La CSC rendait des avis et publiait également des rapports d'activité.

Thèmes traités

Les avis de la CSC étaient purement consultatifs. Ils ne liaient donc ni les professionnels ni les pouvoirs publics. Ces derniers pouvaient, par conséquent, ne pas les suivre.

Sur le site internet de la CSC, les avis étaient répartis en fonction des thèmes suivants : bricolage et jardinage, électroménager, électronique et multimédia, équipements collectifs, habitat, mobilier, produits chimiques, puériculture et jouets, risques et urgences et accidents, santé et soins corporels, sports et loisirs, transports.

Comment se présentait un avis de la CSC ?

La CSC rendait ses avis après avoir entendu des représentants des professionnels et éventuellement des représentants des consommateurs.

Les avis précisaient si la CSC s'était saisie d'office.

Ils rappelaient notamment la législation en vigueur. Ils dressaient aussi un état des lieux de la sécurité dans tel domaine de la consommation. Ils se concluaient par des propositions.
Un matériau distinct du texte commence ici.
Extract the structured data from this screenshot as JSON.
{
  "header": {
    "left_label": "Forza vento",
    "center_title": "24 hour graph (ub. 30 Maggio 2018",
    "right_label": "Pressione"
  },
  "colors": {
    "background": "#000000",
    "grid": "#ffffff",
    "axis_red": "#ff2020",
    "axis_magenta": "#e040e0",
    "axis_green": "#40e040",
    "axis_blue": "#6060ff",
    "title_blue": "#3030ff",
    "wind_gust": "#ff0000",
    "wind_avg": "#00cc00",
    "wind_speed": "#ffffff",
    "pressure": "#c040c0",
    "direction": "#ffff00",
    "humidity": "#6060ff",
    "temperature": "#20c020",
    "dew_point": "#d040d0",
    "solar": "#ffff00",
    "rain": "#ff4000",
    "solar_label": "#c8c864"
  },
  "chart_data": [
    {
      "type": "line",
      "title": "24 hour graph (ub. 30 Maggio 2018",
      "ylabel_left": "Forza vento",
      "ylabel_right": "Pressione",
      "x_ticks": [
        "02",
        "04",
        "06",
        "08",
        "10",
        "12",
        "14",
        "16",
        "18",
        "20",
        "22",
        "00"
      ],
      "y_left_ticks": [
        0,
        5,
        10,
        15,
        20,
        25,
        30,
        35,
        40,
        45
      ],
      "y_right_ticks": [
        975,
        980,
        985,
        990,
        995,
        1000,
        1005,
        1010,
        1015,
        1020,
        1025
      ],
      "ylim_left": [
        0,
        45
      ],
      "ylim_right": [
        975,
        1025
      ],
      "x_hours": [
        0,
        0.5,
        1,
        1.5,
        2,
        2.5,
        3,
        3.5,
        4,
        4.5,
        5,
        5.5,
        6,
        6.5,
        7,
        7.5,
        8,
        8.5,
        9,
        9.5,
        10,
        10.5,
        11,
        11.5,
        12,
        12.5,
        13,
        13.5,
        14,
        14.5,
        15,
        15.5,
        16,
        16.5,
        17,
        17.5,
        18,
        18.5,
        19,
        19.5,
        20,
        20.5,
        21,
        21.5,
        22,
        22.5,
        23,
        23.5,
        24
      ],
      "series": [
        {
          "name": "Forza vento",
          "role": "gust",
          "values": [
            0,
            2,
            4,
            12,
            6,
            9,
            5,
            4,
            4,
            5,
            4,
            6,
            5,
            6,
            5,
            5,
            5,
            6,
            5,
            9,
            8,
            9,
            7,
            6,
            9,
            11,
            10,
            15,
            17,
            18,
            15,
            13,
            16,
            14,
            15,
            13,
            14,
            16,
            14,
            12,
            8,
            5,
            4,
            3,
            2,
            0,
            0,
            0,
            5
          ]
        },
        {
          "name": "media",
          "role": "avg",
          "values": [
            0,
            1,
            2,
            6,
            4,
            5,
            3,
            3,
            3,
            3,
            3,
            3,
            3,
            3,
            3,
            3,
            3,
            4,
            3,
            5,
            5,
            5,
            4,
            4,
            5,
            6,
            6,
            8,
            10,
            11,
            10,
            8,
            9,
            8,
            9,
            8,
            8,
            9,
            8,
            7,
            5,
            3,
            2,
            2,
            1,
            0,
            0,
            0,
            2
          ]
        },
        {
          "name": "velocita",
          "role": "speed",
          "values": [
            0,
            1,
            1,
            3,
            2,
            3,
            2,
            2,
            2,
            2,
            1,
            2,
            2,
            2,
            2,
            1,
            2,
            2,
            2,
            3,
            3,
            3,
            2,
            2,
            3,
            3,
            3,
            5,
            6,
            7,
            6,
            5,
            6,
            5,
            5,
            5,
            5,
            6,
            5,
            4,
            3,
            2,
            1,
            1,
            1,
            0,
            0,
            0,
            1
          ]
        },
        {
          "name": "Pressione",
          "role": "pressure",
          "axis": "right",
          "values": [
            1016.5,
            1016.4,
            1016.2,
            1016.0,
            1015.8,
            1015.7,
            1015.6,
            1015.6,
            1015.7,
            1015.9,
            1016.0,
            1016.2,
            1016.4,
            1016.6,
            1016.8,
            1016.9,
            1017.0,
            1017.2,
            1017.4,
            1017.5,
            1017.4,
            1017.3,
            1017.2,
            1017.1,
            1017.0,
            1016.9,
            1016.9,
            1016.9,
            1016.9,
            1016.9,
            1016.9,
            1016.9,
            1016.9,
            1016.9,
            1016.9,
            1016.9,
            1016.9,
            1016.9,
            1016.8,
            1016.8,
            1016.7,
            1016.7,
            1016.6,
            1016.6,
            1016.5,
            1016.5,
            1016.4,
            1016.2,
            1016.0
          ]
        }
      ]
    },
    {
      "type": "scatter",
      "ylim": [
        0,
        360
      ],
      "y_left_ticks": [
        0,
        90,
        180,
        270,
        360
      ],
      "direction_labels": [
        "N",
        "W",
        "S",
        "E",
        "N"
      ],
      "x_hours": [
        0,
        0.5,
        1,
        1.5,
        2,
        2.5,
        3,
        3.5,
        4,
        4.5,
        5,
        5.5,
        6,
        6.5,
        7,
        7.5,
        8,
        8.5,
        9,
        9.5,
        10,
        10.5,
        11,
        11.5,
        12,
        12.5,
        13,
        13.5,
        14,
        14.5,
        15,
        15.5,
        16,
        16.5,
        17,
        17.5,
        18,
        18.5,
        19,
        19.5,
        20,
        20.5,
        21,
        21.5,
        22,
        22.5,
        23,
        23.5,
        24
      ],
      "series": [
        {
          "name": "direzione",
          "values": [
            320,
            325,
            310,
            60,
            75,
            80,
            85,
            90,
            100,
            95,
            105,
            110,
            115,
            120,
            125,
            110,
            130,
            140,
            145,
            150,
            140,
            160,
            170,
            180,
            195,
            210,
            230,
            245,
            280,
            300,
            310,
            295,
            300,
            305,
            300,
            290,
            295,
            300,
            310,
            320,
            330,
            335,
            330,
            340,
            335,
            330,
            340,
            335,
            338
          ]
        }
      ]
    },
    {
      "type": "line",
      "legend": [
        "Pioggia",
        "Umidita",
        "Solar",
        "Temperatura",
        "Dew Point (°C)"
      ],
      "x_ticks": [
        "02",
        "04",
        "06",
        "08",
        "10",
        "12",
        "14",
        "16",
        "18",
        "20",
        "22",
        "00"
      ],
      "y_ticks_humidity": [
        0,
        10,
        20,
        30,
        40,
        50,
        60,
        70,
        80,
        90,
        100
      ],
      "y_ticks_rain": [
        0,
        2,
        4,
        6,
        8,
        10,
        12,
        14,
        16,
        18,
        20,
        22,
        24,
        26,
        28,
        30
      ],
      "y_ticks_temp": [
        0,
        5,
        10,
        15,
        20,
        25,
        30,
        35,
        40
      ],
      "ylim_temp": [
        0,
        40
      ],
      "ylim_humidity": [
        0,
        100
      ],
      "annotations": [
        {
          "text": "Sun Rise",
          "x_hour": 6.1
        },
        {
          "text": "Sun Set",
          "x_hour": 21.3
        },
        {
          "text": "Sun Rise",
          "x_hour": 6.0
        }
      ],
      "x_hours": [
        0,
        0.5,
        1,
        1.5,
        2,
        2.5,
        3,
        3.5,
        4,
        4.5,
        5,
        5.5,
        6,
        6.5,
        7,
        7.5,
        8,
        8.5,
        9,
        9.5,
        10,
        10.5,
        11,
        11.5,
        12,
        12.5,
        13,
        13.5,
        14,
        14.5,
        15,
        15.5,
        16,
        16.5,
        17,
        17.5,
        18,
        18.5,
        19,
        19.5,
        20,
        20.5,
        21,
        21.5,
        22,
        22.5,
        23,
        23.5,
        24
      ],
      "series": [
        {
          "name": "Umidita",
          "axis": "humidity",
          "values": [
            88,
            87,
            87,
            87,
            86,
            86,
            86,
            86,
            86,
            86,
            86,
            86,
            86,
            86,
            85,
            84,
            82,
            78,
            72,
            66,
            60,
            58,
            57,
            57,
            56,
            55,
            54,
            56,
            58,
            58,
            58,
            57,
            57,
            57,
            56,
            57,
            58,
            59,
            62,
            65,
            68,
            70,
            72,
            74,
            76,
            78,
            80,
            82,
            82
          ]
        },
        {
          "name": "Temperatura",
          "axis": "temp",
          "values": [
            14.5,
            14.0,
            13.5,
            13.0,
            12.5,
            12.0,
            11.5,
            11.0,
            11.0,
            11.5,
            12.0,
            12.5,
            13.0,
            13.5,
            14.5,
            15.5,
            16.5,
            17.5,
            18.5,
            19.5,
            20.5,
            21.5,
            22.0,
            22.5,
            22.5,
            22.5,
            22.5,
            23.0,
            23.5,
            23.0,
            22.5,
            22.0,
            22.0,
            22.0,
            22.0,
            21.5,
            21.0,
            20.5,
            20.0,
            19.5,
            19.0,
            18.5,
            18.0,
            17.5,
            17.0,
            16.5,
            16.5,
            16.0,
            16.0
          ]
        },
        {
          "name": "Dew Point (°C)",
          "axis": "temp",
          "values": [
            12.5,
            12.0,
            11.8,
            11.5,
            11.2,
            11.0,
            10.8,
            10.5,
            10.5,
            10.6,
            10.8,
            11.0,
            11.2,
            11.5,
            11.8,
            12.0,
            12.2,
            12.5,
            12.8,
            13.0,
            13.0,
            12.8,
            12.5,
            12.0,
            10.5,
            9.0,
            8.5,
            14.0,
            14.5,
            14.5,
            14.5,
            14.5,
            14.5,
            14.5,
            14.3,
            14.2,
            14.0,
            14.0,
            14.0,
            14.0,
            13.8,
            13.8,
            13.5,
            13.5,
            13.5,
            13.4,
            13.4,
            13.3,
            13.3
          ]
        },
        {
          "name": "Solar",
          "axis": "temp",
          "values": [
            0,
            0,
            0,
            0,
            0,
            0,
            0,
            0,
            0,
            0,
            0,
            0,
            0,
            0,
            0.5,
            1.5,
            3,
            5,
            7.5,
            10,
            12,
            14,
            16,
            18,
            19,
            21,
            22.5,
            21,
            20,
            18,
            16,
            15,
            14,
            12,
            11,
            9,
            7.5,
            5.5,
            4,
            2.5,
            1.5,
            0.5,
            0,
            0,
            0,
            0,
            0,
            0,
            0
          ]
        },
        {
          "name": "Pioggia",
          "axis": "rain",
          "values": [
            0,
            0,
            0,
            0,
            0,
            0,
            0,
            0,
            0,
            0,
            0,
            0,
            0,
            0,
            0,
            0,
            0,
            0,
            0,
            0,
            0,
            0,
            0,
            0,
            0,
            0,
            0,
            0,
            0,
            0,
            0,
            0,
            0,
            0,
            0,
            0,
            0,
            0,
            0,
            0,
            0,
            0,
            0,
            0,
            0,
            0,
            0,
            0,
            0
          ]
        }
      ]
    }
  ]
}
Il s'agissait notamment des propositions de réformes législatives ou réglementaires.

Un avis se terminait par une suite de considérants : « Considérant que... ».

Ces considérants étaient suivis des mentions « Émet l'avis suivant… La Commission recommande ... ».

Suivaient alors des recommandations. Ces dernières s'adressaient aux pouvoirs publics, mais aussi aux fabricants, ou encore aux consommateurs.